When to Write Code Yourself and When to Let the Model Do It

The AI vs traditional coding framing is wrong because it implies a binary choice that nobody operating in a real codebase actually makes. The practical question isn’t whether to use AI for coding, most engineers are using it already it’s which parts of the codebase benefit from AI generation and which parts require human authorship to stay maintainable and correct. That’s a design decision, not a philosophical one.

The framework that works in practice is based on three variables: how well-specified the problem is, how isolated the code is from the rest of the system, and how critical the failure modes are. Code that scores high on all three, well-specified, isolated, low-stakes is a good candidate for AI generation. Code that scores low on any of them requires more human involvement. The vibe coding boundary is essentially this same framework applied at the project level.

Let the Model Write This

Boilerplate and scaffolding are the clearest AI generation use case. Test file setup, configuration files, standard CRUD implementations, type definitions for well-understood data structures, and repetitive utility functions all generate well and don’t require deep understanding to review. The cost of getting these wrong is low and the cost of writing them manually is real time with no learning value.

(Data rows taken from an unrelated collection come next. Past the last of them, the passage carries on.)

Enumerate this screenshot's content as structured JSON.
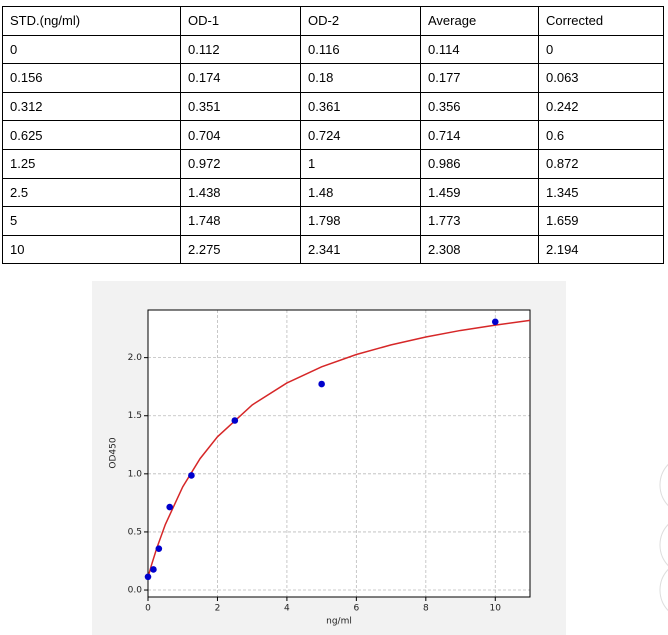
{
  "table": {
    "header": [
      "STD.(ng/ml)",
      "OD-1",
      "OD-2",
      "Average",
      "Corrected"
    ],
    "rows": [
      [
        "0",
        "0.112",
        "0.116",
        "0.114",
        "0"
      ],
      [
        "0.156",
        "0.174",
        "0.18",
        "0.177",
        "0.063"
      ],
      [
        "0.312",
        "0.351",
        "0.361",
        "0.356",
        "0.242"
      ],
      [
        "0.625",
        "0.704",
        "0.724",
        "0.714",
        "0.6"
      ],
      [
        "1.25",
        "0.972",
        "1",
        "0.986",
        "0.872"
      ],
      [
        "2.5",
        "1.438",
        "1.48",
        "1.459",
        "1.345"
      ],
      [
        "5",
        "1.748",
        "1.798",
        "1.773",
        "1.659"
      ],
      [
        "10",
        "2.275",
        "2.341",
        "2.308",
        "2.194"
      ]
    ]
  },
  "chart_data": {
    "type": "scatter",
    "xlabel": "ng/ml",
    "ylabel": "OD450",
    "x": [
      0,
      0.156,
      0.312,
      0.625,
      1.25,
      2.5,
      5,
      10
    ],
    "values": [
      0.114,
      0.177,
      0.356,
      0.714,
      0.986,
      1.459,
      1.773,
      2.308
    ],
    "color": "#0000cc",
    "fit": {
      "color": "#d62728",
      "x": [
        0,
        0.1,
        0.25,
        0.5,
        1,
        1.5,
        2,
        3,
        4,
        5,
        6,
        7,
        8,
        9,
        10,
        11
      ],
      "values": [
        0.11,
        0.215,
        0.358,
        0.565,
        0.888,
        1.131,
        1.319,
        1.593,
        1.782,
        1.921,
        2.027,
        2.11,
        2.178,
        2.234,
        2.28,
        2.321
      ]
    },
    "xlim": [
      0,
      11
    ],
    "ylim": [
      -0.06,
      2.41
    ],
    "xticks": [
      0,
      2,
      4,
      6,
      8,
      10
    ],
    "yticks": [
      {
        "value": 0,
        "label": "0.0"
      },
      {
        "value": 0.5,
        "label": "0.5"
      },
      {
        "value": 1,
        "label": "1.0"
      },
      {
        "value": 1.5,
        "label": "1.5"
      },
      {
        "value": 2,
        "label": "2.0"
      }
    ],
    "grid": true
  }
}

Transformations on well-defined data structures are another safe delegation. If you know exactly what the input looks like and exactly what the output should look like, AI generation of the transformation logic is reliable. Write the test cases first which you should be doing anyway and use AI to generate the implementation that passes them. This is AI-assisted automation at its most effective: clear inputs, clear outputs, testable behavior.

Documentation and comments for code you’ve already written are an easy win. The model has the code in context and generates accurate documentation more reliably than it generates correct logic. Docstrings, README sections, and inline comments for complex operations are all good AI generation candidates.

Write This Yourself

Authentication and authorization logic requires human authorship. The failure modes are security vulnerabilities and the testing surface is adversarial rather than functional. AI-generated auth code may look correct and pass unit tests while containing subtle vulnerabilities that only surface under specific attack patterns. This is not a hypothetical — it’s a documented pattern in AI code generation. Write it yourself, have it reviewed, and test it against known attack patterns.

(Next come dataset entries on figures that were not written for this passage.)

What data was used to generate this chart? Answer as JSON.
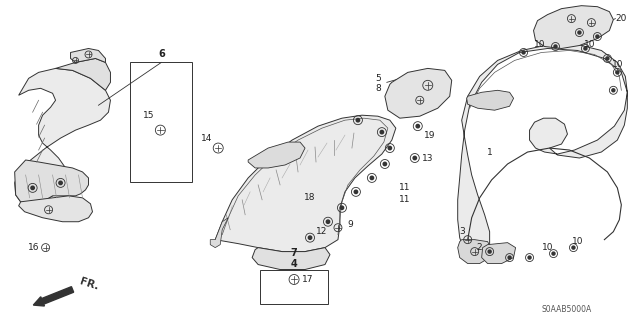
{
  "bg_color": "#ffffff",
  "diagram_code": "S0AAB5000A",
  "line_color": "#333333",
  "gray_fill": "#e8e8e8",
  "label_color": "#222222"
}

Core business logic that encodes domain rules needs human authorship because the requirements exist in human context that the model doesn’t have. A billing calculation, a regulatory compliance check, or a domain-specific validation rule requires understanding the business intent behind the code, not just the technical implementation. AI generation of business logic produces code that satisfies the literal specification while missing the intent, and those bugs are hard to catch in review.

Concurrency and state management in critical paths require full human understanding before shipping. Race conditions, deadlocks, and consistency failures under concurrent load are subtle enough that even human-written code gets them wrong. AI-generated concurrent code gets them wrong more reliably and in ways that are harder to detect. Knowing where AI-generated code fails in production means knowing this category specifically.

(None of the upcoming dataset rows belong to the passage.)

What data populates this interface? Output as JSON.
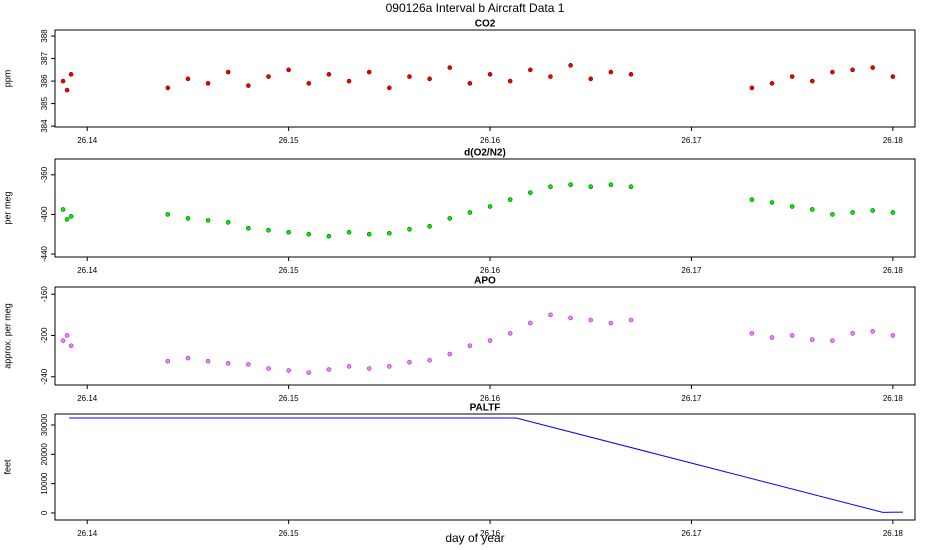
{
  "title": "090126a   Interval b Aircraft Data 1",
  "xlabel": "day of year",
  "chart_data": [
    {
      "type": "scatter",
      "title": "CO2",
      "ylabel": "ppm",
      "color": "#ee0000",
      "edge": "#880000",
      "x": [
        26.1388,
        26.139,
        26.1392,
        26.144,
        26.145,
        26.146,
        26.147,
        26.148,
        26.149,
        26.15,
        26.151,
        26.152,
        26.153,
        26.154,
        26.155,
        26.156,
        26.157,
        26.158,
        26.159,
        26.16,
        26.161,
        26.162,
        26.163,
        26.164,
        26.165,
        26.166,
        26.167,
        26.173,
        26.174,
        26.175,
        26.176,
        26.177,
        26.178,
        26.179,
        26.18
      ],
      "values": [
        386.0,
        385.6,
        386.3,
        385.7,
        386.1,
        385.9,
        386.4,
        385.8,
        386.2,
        386.5,
        385.9,
        386.3,
        386.0,
        386.4,
        385.7,
        386.2,
        386.1,
        386.6,
        385.9,
        386.3,
        386.0,
        386.5,
        386.2,
        386.7,
        386.1,
        386.4,
        386.3,
        385.7,
        385.9,
        386.2,
        386.0,
        386.4,
        386.5,
        386.6,
        386.2
      ],
      "xlim": [
        26.1384,
        26.1811
      ],
      "xticks": [
        26.14,
        26.15,
        26.16,
        26.17,
        26.18
      ],
      "ylim": [
        383.96,
        388.27
      ],
      "yticks": [
        384,
        385,
        386,
        387,
        388
      ]
    },
    {
      "type": "scatter",
      "title": "d(O2/N2)",
      "ylabel": "per meg",
      "color": "#00ee00",
      "edge": "#006600",
      "x": [
        26.1388,
        26.139,
        26.1392,
        26.144,
        26.145,
        26.146,
        26.147,
        26.148,
        26.149,
        26.15,
        26.151,
        26.152,
        26.153,
        26.154,
        26.155,
        26.156,
        26.157,
        26.158,
        26.159,
        26.16,
        26.161,
        26.162,
        26.163,
        26.164,
        26.165,
        26.166,
        26.167,
        26.173,
        26.174,
        26.175,
        26.176,
        26.177,
        26.178,
        26.179,
        26.18
      ],
      "values": [
        -395,
        -405,
        -402,
        -400,
        -404,
        -406,
        -408,
        -414,
        -416,
        -418,
        -420,
        -422,
        -418,
        -420,
        -419,
        -415,
        -412,
        -404,
        -398,
        -392,
        -385,
        -378,
        -372,
        -370,
        -372,
        -370,
        -372,
        -385,
        -388,
        -392,
        -395,
        -400,
        -398,
        -396,
        -398
      ],
      "xlim": [
        26.1384,
        26.1811
      ],
      "xticks": [
        26.14,
        26.15,
        26.16,
        26.17,
        26.18
      ],
      "ylim": [
        -443,
        -344
      ],
      "yticks": [
        -440,
        -400,
        -360
      ]
    },
    {
      "type": "scatter",
      "title": "APO",
      "ylabel": "approx. per meg",
      "color": "#ee82ee",
      "edge": "#9932cc",
      "x": [
        26.1388,
        26.139,
        26.1392,
        26.144,
        26.145,
        26.146,
        26.147,
        26.148,
        26.149,
        26.15,
        26.151,
        26.152,
        26.153,
        26.154,
        26.155,
        26.156,
        26.157,
        26.158,
        26.159,
        26.16,
        26.161,
        26.162,
        26.163,
        26.164,
        26.165,
        26.166,
        26.167,
        26.173,
        26.174,
        26.175,
        26.176,
        26.177,
        26.178,
        26.179,
        26.18
      ],
      "values": [
        -205,
        -200,
        -210,
        -225,
        -222,
        -225,
        -227,
        -228,
        -232,
        -234,
        -236,
        -233,
        -230,
        -232,
        -230,
        -226,
        -224,
        -218,
        -210,
        -205,
        -198,
        -188,
        -180,
        -183,
        -185,
        -188,
        -185,
        -198,
        -202,
        -200,
        -204,
        -205,
        -198,
        -196,
        -200
      ],
      "xlim": [
        26.1384,
        26.1811
      ],
      "xticks": [
        26.14,
        26.15,
        26.16,
        26.17,
        26.18
      ],
      "ylim": [
        -248,
        -153
      ],
      "yticks": [
        -240,
        -200,
        -160
      ]
    },
    {
      "type": "line",
      "title": "PALTF",
      "ylabel": "feet",
      "color": "#0000ff",
      "x": [
        26.1391,
        26.1613,
        26.1795,
        26.1805
      ],
      "values": [
        32400,
        32400,
        200,
        300
      ],
      "xlim": [
        26.1384,
        26.1811
      ],
      "xticks": [
        26.14,
        26.15,
        26.16,
        26.17,
        26.18
      ],
      "ylim": [
        -2400,
        33750
      ],
      "yticks": [
        0,
        10000,
        20000,
        30000
      ]
    }
  ]
}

The Review Standard Changes

How thoroughly you review AI-generated code should scale with how critical the code is, not with how confident the AI seemed when it generated it. Boilerplate review is a quick sanity check. Business logic review is the same process as reviewing a junior developer’s PR. Security-sensitive code review requires adversarial thinking regardless of who or what wrote it.

The practical workflow: generate, run the tests, read the code with the question “what would have to be true for this to fail?” in mind, and ship the parts that pass that filter. The parts that don’t pass it need rewriting rather than iterative prompting. More prompting on fundamentally wrong code produces more wrong code.